Goya, da série "As Dores do Mundo"
Não há como permanecer impassível diante da ferida aberta e lancinante das guerras retratada por Goya há 200 anos sem nos trazer de volta à estupidez humana da realidade imediata. Apenas em 2008, foram computados na triste estatística da ONU nove guerras e 130 conflitos no mundo. As lúgubres e cinzentas pinceladas de Goya não nos bastaram. Suas pinturas, porém, continuam a denunciar nossas brutalidades.
É com esta sensação - entre resignação e cumplicidade - que saí da mostra milanesa Goya e o Mundo Moderno, cujo fio condutor traz uma profunda análise da violência humana deixada por Goya como um atormentado legado aos pintores modernos. Sua obra é uma referência não apenas temática, mas também estilística, a delinear a arte dos séculos 19 e 20. É dela que se nutriram os impressionistas, expressionistas, simbolistas e surrealistas.
A mostra percorre cinco sessões da trajetória do artista ao lado de outros célebres. Como pintor iniciado nos ambientes da corte, se confronta com J.L. David, Delacroix e Soutine, para seguir a temática cotidiana ao lado de obras de Victor Hugo, Kirchner, Daumier e Grosz. Sucessivamente segue o tema Cômico e Grotesco, no qual Goya retrata os absurdos e ironias da vida moderna, que mais tarde, iluminarão as obras de Picasso, Miró e Klee.
Obra "Não somos os últimos", do pintor esloveno Zoran Music.
Mas é na penúltima e mais importante sessão, a da Violência, que encontramos o atormentado Goya, já na fase em que não apenas a invasão napoleônica como a doença da surdez progressiva o afligem. Aqui, dezenas de suas gravuras negras que retratam a série As Dores de Guerra, acompanham obras de Dalí, Music, Guttuso e Picasso. Deste último, não podia faltar a obra "A Mulher que Chora" e "Mulher com o Filho Morto".

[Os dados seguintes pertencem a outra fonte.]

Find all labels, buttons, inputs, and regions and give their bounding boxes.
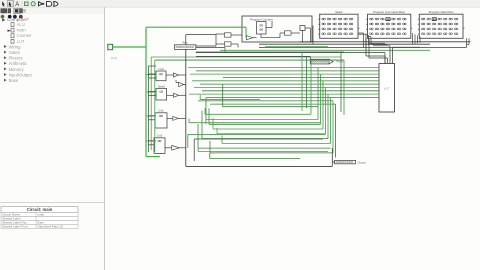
- svg-text:A: A: [15, 2, 19, 8]
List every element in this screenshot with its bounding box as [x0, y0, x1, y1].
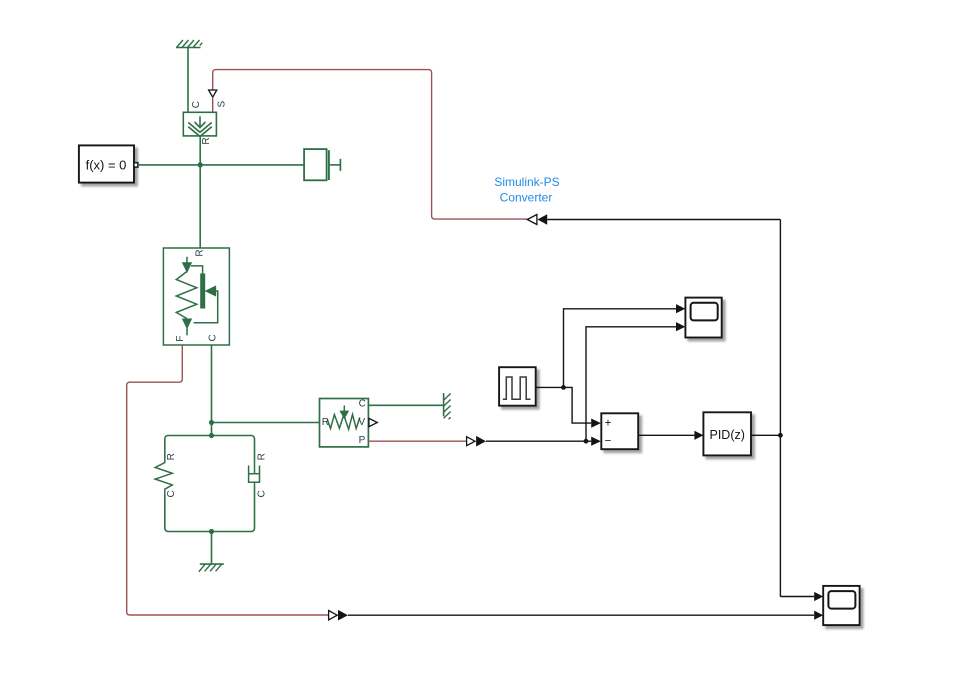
wire: node B to node C: [211, 423, 213, 436]
port arrow S (open triangle into force source): [209, 90, 217, 97]
node F: [561, 385, 566, 390]
force source U1 (Ideal Force Source): [183, 112, 216, 136]
svg-text:Converter: Converter: [500, 191, 553, 205]
wire: node F up to scope input 1: [564, 309, 677, 388]
damper D1 (right branch piston): [249, 461, 260, 486]
wire: top ground to force source C port: [187, 48, 189, 113]
svg-text:R: R: [195, 249, 206, 256]
wire: pulse generator output to node F: [536, 386, 564, 388]
Simulink-PS badge (open triangle pointing left): [527, 215, 537, 225]
svg-text:R: R: [322, 417, 329, 428]
svg-text:R: R: [166, 453, 177, 460]
svg-text:−: −: [605, 435, 612, 447]
solver block f(x)=0: [79, 145, 134, 182]
node D (bottom of loop): [209, 529, 214, 534]
wire: P signal to sum minus input: [486, 440, 591, 442]
wire: PID output to node G: [751, 434, 780, 436]
spring K1 (left branch zigzag): [155, 458, 172, 494]
svg-text:C: C: [207, 334, 218, 341]
wire: feedback vertical line: [779, 220, 781, 597]
svg-text:+: +: [605, 417, 612, 429]
wire: force signal to scope2 input 2: [348, 614, 814, 616]
ground (mechanical reference, top): [176, 40, 202, 48]
svg-text:C: C: [359, 399, 366, 410]
arrowhead into scope2 input 1: [814, 592, 823, 601]
svg-text:C: C: [191, 101, 202, 108]
PS-Simulink badge on friction force line (open triangle): [329, 611, 338, 620]
node B: [209, 420, 214, 425]
wire: node B to motion sensor R port: [212, 422, 320, 424]
wire: sensor P physical signal (red): [368, 440, 466, 442]
pulse generator P1: [499, 367, 536, 406]
PS-Simulink badge (open triangle) on P line: [467, 437, 475, 446]
svg-text:R: R: [257, 453, 268, 460]
svg-text:f(x) = 0: f(x) = 0: [86, 158, 127, 173]
wire: physical signal from S port (red, up and over to converter): [213, 70, 527, 220]
svg-text:V: V: [358, 417, 365, 428]
arrowhead into sum plus: [591, 419, 601, 428]
node E (junction on minus line): [584, 439, 589, 444]
motion sensor U2 (ideal translational motion sensor): [320, 399, 369, 447]
friction block B1 (translational friction): [163, 248, 229, 345]
wire: friction C down to node B: [211, 345, 213, 423]
wire: feedback bottom run to scope2 input 1: [780, 596, 814, 598]
wire: sum output to PID: [638, 434, 694, 436]
svg-text:C: C: [166, 490, 177, 497]
wire: feedback top run to converter badge: [547, 219, 780, 221]
svg-text:F: F: [175, 336, 186, 342]
arrowhead into sum minus: [591, 437, 601, 446]
node C (top of spring-damper loop): [209, 433, 214, 438]
signal arrowhead after badge: [476, 436, 486, 447]
signal arrowhead after bottom badge: [338, 610, 348, 621]
arrowhead into scope input 2: [676, 322, 685, 331]
solver port square: [134, 163, 138, 167]
node G (junction on feedback line): [778, 433, 783, 438]
signal arrowhead into converter (filled, pointing left): [537, 214, 547, 225]
wire: solver to node A to mass: [138, 164, 304, 166]
PID controller block: [703, 412, 751, 455]
arrowhead into scope input 1: [676, 304, 685, 313]
wire: force source R down to node A: [199, 136, 201, 165]
arrowhead into PID: [694, 431, 703, 440]
wire: sensor C to wall: [368, 404, 443, 406]
port arrow V (unconnected output, open triangle): [369, 418, 377, 426]
wire loop: spring-damper parallel connection: [165, 436, 255, 532]
wire: friction F physical signal (red) down-left-down to bottom badge: [127, 345, 329, 615]
arrowhead into scope2 input 2: [814, 611, 823, 620]
svg-text:C: C: [257, 490, 268, 497]
wire: S arrow to block: [212, 97, 214, 112]
mass block M1: [304, 149, 340, 180]
svg-text:PID(z): PID(z): [709, 428, 744, 442]
svg-text:P: P: [359, 435, 366, 446]
svg-text:S: S: [217, 101, 228, 108]
scope S1: [685, 298, 721, 338]
scope S2: [823, 586, 859, 625]
wire: node A down to friction R port: [199, 165, 201, 248]
node A (junction dot): [198, 162, 203, 167]
wire: node F to sum plus input: [564, 387, 592, 423]
sum block A1: [601, 413, 638, 449]
ground (mechanical reference, bottom): [199, 564, 224, 572]
wall (mechanical reference, right of sensor): [444, 393, 451, 419]
svg-text:R: R: [201, 137, 212, 144]
wire: loop bottom to ground: [211, 532, 213, 565]
wire: node E up to scope input 2: [586, 327, 676, 441]
svg-text:Simulink-PS: Simulink-PS: [494, 175, 559, 189]
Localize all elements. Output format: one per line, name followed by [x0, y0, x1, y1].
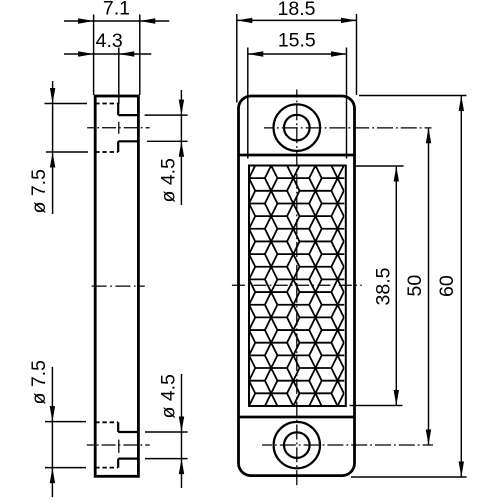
dimension 18.5 line — [237, 19, 357, 21]
horizontal centerline bottom hole front view — [262, 444, 433, 446]
dimension 38.5 line — [395, 166, 397, 406]
dimension 4.3 arrows — [78, 51, 134, 56]
centerline tick bottom hole side view — [118, 440, 120, 453]
svg-text:18.5: 18.5 — [278, 0, 316, 20]
dimension o4.5 bottom line — [181, 374, 183, 488]
dimension o4.5 bottom arrows — [179, 417, 184, 475]
dimension o7.5 bottom line — [51, 367, 53, 497]
reflector prism pattern — [233, 140, 376, 418]
dimension 60 arrows — [459, 96, 464, 478]
top mounting hole outer circle — [274, 104, 321, 151]
dimension 7.1 arrows — [78, 18, 155, 23]
svg-text:ø 7.5: ø 7.5 — [28, 169, 50, 214]
dimension 18.5 arrows — [237, 18, 357, 23]
svg-text:ø 7.5: ø 7.5 — [28, 360, 50, 405]
bottom mounting hole outer circle — [274, 422, 320, 468]
dimension 15.5 extension lines — [248, 48, 347, 159]
front view bottom separator line — [239, 416, 355, 419]
horizontal centerline top hole front view — [264, 127, 432, 129]
top counterbore hidden lines (o 7.5) — [95, 104, 118, 153]
dimension 15.5 arrows — [248, 51, 347, 56]
centerline top hole side view — [87, 127, 149, 129]
centerline mid height front view — [231, 284, 362, 286]
dimension o7.5 bottom extension lines — [45, 422, 86, 468]
svg-text:15.5: 15.5 — [278, 29, 316, 51]
top counterbore step solid lines (o 4.5 bore) — [118, 104, 138, 153]
dimension 60 line — [460, 96, 462, 478]
dimension o7.5 top line — [52, 81, 54, 214]
svg-text:ø 4.5: ø 4.5 — [158, 158, 180, 203]
dimension 50 line — [428, 128, 430, 445]
dimension o4.5 top extension lines — [145, 115, 188, 141]
dimension 50 arrows — [426, 128, 431, 445]
svg-text:38.5: 38.5 — [373, 267, 395, 305]
svg-text:4.3: 4.3 — [96, 30, 123, 52]
bottom counterbore hidden lines (o 7.5) — [95, 422, 118, 467]
front view body outline — [239, 96, 355, 476]
svg-text:7.1: 7.1 — [103, 0, 130, 19]
dimension 4.3 extension line — [118, 48, 120, 105]
side view body outline — [95, 96, 138, 476]
dimension o4.5 top arrows — [179, 100, 184, 157]
dimension 7.1 line — [64, 20, 169, 22]
dimension 4.3 line — [64, 53, 151, 55]
front view top separator line — [239, 154, 355, 157]
centerline mid height side view — [90, 285, 145, 287]
dimension 7.1 extension lines — [94, 15, 140, 96]
dimension 18.5 extension lines — [237, 14, 357, 103]
bottom mounting hole inner circle — [284, 432, 310, 458]
dimension 15.5 line — [248, 53, 347, 55]
reflector area frame — [249, 166, 346, 406]
dimension o4.5 bottom extension lines — [145, 432, 188, 459]
dimension 38.5 arrows — [394, 166, 399, 406]
top mounting hole inner circle — [284, 115, 310, 141]
dimension o7.5 top extension lines — [45, 104, 89, 153]
dimension 38.5 extension lines — [350, 166, 404, 406]
dimension o7.5 bottom arrows — [50, 406, 55, 483]
bottom counterbore step solid lines (o 4.5 bore) — [118, 422, 138, 467]
svg-text:ø 4.5: ø 4.5 — [158, 374, 180, 419]
svg-text:60: 60 — [436, 275, 458, 297]
centerline tick top hole side view — [118, 122, 120, 134]
dimension 60 extension lines — [351, 96, 467, 478]
svg-text:50: 50 — [404, 275, 426, 297]
dimension o7.5 top arrows — [50, 88, 55, 168]
centerline bottom hole side view — [87, 444, 150, 446]
dimension o4.5 top line — [180, 90, 182, 205]
vertical centerline front view — [296, 90, 298, 486]
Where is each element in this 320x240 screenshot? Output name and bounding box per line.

A mostra fecha com a sessão batizada de O Grito, e não haveria tradução melhor para completar suas expressões. A partir da obra "Nada. Isso diz", os sujeitos já são deformados pelo terror e a dramaticidade é seguida por obras de Bacon, Pollock, Appel, Kiefer, Giacometti e Saura, - este, um contemporâneo de Ensor e Munch.
A mostra no Palazzo Reale de Milão prossegue até dia 27 de junho. Vê-lo isoladamente nos museus de Madrí, Zaragoza ou esparsos pelo mundo é sempre uma experiência valiosa. Mas vê-lo lado-a-lado com os pintores heredes de seus gritos o eco se faz mais forte.